The U.S. Cybersecurity and Infrastructure Security Agency (CISA) has added a critical security flaw affecting OSGeo GeoServer to its Known Exploited Vulnerabilities (KEV) catalog. This move comes in response to evidence of active exploitation in the wild, highlighting the urgent need for organizations to patch their systems. The vulnerability, identified as CVE-2025-58360, is an XML External Entity (XXE) flaw that could allow attackers to access sensitive files or perform other malicious actions.

Key Takeaways

• CISA has added CVE-2025-58360, an XXE vulnerability in OSGeo GeoServer, to its KEV catalog due to active exploitation.

• The flaw affects specific versions of GeoServer and has been patched in later releases.

• Successful exploitation can lead to arbitrary file access, Server-Side Request Forgery (SSRF), and denial-of-service (DoS) attacks.
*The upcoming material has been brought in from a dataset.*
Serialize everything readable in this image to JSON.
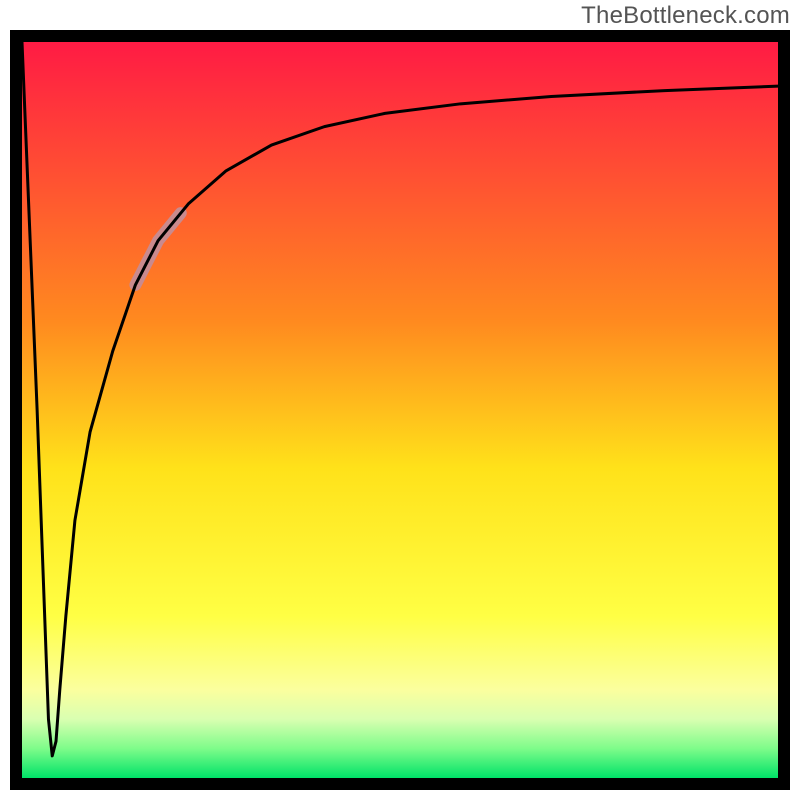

• Federal agencies are mandated to apply fixes by January 1, 2026.

Vulnerability Details

The vulnerability, CVE-2025-58360, carries a CVSS score of 8.2 and impacts all GeoServer versions prior to and including 2.25.5, as well as versions 2.26.0 through 2.26.1. Patches are available in versions 2.25.6, 2.26.2, 2.27.0, 2.28.0, and 2.28.1. The issue arises from an improper restriction of XML external entity references when the application accepts XML input through the operation's endpoint. This allows attackers to embed external entities within XML requests.

Affected packages include:

• docker.osgeo.org/geoserver

• org.geoserver.web:gs-web-app (Maven)

• org.geoserver:gs-wms (Maven)

Potential Impact

Exploitation of this XXE vulnerability can have severe consequences. Attackers could potentially:

• Access arbitrary files from the server's file system.

• Conduct Server-Side Request Forgery (SSRF) to interact with internal systems.

• Launch denial-of-service (DoS) attacks by exhausting server resources.

While specific details on how the vulnerability is being abused in real-world attacks are not yet public, the Canadian Centre for Cyber Security confirmed on November 28, 2025, that an exploit exists in the wild.

Remediation and Mandates

CISA has mandated that Federal Civilian Executive Branch (FCEB) agencies must apply the necessary fixes by January 1, 2026, to secure their networks against this actively exploited vulnerability. Private organizations are also strongly encouraged to review the KEV catalog and address this and other vulnerabilities within their infrastructure.

This incident follows a previous critical flaw (CVE-2024-36401) in GeoServer, which was also exploited by threat actors and added to the KEV catalog last year, underscoring the ongoing security challenges associated with widely used open-source software.

Sources

• CISA Flags Actively Exploited GeoServer XXE Flaw in Updated KEV Catalog, The Hacker News.

• U.S. CISA adds an OSGeo GeoServer flaw to its Known Exploited Vulnerabilities catalog, Security Affairs.